Der Krieg von 1914-18 hatte den Staat mehr als 60 Milliarden Goldfranc gekostet, die Regionen im Norden und Osten waren verwüstet, alles musste wieder aufgebaut werden, man glaubte, dass Deutschland dafür büßen würde! Noch vor der Unterzeichnung des Versailler Vertrages (des „Diktates“ für die Deutschen) am 28. Juni 1919 stellte sich für die Franzosen die wichtige Frage nach der Wahl ihrer Verteidigung für die Zukunft.

Nach verschiedenen Analysen, legte das Oberkommando zwei entgegengesetzte Strategien vor, um einen eventuellen Krieg zu führen: entweder wollte man das Terrain defensiv befestigen, um das Staatsgebiet abzusichern, oder das Heer modernisieren und den Krieg ins Land des Feindes tragen.

Den Ideen Fochs, der zu Beginn von Clémenceau unterstützt wurde und als Präventivmaßnahme das gesamte linke Rheinufer besetzen wollte, stellten sich Joffre und Pétain entgegen, die in der Defensive den Vorteil sahen, den Kampf auf bekanntem Terrain zu führen, welches man im Voraus befestigen konnte, sowie die Chance in Sicherheit Truppen zu mobilisieren.

Nach langen hitzigen Diskussionen, entschied man sich für die Konstruktion befestigter Zonen, die einzige Möglichkeit eine Antwort auf folgende komplexe Probleme zu finden:
- Vermeidung eines Überraschungsangriffs, Alarm schlagen
- Deckung der Mobilisierung der französischen Armee (benötigte zwischen zwei und drei Wochen)
- Kompensation der fehlenden Jahrgänge von 1914-18 durch eine Einsatzbereitschaft ab 1934
- Sparsamkeit im Umgang mit den Truppen (Frankreich zählte 39 Mio. Einwohner, Deutschland 70 Mio.)
- Schutz Elsass-Lothringens mitsamt seinem Industriebecken (1918 nach Frankreich zurückgekehrt)
- Basis für eine Gegenoffensive
- den Feind zwingen auf einen Angriff über die Schweiz oder Belgien auszuweichen

Unter den Ministerien Paul Painlevés wurden zwei Kommissionen gebildet: die C.D.F (Commission de Défense des Frontières = Kommission zum Schutz der Grenzen, 1925-1931), welche den Verlauf, die groben Formen, die Organisation der Befestigung und einen ersten Kostenvoranschlag ausarbeitete.
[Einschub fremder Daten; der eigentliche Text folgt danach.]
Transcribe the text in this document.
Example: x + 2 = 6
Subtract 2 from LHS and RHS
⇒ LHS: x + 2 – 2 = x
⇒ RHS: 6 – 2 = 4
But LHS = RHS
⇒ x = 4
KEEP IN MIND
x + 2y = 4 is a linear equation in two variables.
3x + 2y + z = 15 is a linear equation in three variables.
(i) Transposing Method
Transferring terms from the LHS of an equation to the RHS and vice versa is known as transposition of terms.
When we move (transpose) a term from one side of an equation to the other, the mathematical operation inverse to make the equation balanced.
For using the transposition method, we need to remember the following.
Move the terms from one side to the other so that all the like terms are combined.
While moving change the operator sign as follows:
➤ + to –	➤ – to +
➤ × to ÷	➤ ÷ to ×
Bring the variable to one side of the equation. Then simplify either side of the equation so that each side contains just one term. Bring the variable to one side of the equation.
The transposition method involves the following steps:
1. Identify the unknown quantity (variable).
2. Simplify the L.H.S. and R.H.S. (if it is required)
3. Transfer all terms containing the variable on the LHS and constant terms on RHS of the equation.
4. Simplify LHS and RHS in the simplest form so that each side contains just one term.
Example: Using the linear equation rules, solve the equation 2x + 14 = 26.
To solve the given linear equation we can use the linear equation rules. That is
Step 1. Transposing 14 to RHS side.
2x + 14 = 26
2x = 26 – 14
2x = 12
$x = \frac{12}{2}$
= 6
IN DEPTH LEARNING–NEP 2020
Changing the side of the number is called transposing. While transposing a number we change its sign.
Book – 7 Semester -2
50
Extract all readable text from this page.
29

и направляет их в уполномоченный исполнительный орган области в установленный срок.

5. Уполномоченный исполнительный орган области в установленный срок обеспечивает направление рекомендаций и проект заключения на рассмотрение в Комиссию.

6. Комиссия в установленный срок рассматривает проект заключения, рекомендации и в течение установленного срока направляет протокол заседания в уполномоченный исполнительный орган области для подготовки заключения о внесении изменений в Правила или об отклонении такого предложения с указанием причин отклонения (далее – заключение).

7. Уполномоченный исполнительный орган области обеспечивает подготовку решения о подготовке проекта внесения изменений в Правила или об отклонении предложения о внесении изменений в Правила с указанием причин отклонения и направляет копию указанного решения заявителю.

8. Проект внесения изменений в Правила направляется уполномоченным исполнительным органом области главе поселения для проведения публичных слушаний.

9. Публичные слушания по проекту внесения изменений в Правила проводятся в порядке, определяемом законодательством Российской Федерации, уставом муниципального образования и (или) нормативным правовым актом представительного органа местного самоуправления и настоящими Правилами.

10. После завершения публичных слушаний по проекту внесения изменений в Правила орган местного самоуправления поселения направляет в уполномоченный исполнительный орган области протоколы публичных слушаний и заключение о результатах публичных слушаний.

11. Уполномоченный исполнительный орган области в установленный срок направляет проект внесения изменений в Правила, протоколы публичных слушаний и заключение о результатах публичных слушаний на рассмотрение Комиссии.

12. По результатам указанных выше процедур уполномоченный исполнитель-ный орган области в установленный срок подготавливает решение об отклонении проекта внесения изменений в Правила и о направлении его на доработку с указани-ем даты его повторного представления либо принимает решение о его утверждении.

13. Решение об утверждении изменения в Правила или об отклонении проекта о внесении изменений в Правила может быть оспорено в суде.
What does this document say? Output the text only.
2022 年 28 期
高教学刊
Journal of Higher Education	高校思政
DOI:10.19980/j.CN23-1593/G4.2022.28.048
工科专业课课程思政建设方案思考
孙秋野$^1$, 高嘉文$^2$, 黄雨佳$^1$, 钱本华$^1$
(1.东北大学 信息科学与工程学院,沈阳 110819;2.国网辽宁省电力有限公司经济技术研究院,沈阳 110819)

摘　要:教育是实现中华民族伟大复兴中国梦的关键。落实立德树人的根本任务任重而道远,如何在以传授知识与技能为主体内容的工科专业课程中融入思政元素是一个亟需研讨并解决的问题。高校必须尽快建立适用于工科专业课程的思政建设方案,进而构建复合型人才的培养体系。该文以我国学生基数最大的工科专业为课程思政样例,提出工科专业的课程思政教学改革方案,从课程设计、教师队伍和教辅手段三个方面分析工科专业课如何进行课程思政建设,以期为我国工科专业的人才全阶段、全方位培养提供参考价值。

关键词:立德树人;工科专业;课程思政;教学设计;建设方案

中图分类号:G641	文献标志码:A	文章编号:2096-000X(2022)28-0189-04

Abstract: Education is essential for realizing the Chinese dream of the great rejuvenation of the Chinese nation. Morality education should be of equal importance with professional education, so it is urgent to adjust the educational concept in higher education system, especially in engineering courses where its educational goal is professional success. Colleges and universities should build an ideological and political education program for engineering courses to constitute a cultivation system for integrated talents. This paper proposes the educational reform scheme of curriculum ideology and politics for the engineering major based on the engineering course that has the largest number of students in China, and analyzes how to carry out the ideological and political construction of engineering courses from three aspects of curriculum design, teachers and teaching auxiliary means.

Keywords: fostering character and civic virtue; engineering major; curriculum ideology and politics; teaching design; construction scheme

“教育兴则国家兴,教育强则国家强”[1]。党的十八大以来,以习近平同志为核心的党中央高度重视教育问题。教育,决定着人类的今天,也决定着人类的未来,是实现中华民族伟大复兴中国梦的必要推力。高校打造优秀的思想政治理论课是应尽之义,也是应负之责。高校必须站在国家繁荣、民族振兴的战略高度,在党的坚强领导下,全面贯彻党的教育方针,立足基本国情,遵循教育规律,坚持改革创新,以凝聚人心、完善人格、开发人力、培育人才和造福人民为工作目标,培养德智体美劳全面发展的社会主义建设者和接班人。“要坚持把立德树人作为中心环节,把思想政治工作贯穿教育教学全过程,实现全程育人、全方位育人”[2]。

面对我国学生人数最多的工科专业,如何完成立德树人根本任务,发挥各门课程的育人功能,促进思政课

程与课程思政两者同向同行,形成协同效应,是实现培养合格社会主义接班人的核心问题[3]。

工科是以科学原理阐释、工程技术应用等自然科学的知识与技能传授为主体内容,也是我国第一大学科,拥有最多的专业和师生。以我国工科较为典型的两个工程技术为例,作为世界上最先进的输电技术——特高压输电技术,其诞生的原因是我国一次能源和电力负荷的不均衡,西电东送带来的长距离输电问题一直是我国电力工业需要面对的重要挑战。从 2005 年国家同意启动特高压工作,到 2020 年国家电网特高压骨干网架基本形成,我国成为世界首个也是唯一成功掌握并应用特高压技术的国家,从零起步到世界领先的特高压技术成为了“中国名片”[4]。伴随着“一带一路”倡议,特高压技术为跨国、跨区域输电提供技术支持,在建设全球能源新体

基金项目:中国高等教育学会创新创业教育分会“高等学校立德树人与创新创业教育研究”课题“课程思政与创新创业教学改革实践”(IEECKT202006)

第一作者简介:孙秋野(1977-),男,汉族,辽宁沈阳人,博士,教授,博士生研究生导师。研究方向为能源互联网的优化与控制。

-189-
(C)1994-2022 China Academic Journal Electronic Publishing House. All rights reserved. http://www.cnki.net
Außerdem die C.O.R.F (Commission d'Organisation des Régions Fortifiées = Kommission zur Organisation der befestigten Regionen, 1927-1935), welche den Bedarf festlegte, die Pläne ausarbeitete und die Bauarbeiten realisierte.

Ende 1929 löste André Maginot Painlevé ab und stellte ein Programm vor, das mit 90 % der Stimmen vom Senat verabschiedet wurde und als Maginot-Linie in die Geschichte eingehen wird. Es sah für 5 Jahre einen Kredit von 2,9 Milliarden Franc für die Konstruktion der Anlagen der Befestigungslinie vor. Man muss dabei jedoch berücksichtigen, dass diese Zahl deutlich unter den Kosten liegt, welche eine Modernisierung nur der Hälfte der französischen Divisionen verschlungen hätte (d.h. 5 Milliarden Franc dieser Zeit für 55 Divisionen).

Im Nordosten waren zwei befestigte Regionen eingeplant: die RFM (Région Fortifiée de Metz) und die RFL (Région Fortifée de la Lauter). Angesichts Italiens (und der territorialen Forderungen Mussolinis) befestigte man die Alpen, sowie Korsika und Tunesien (Mareth-Linie).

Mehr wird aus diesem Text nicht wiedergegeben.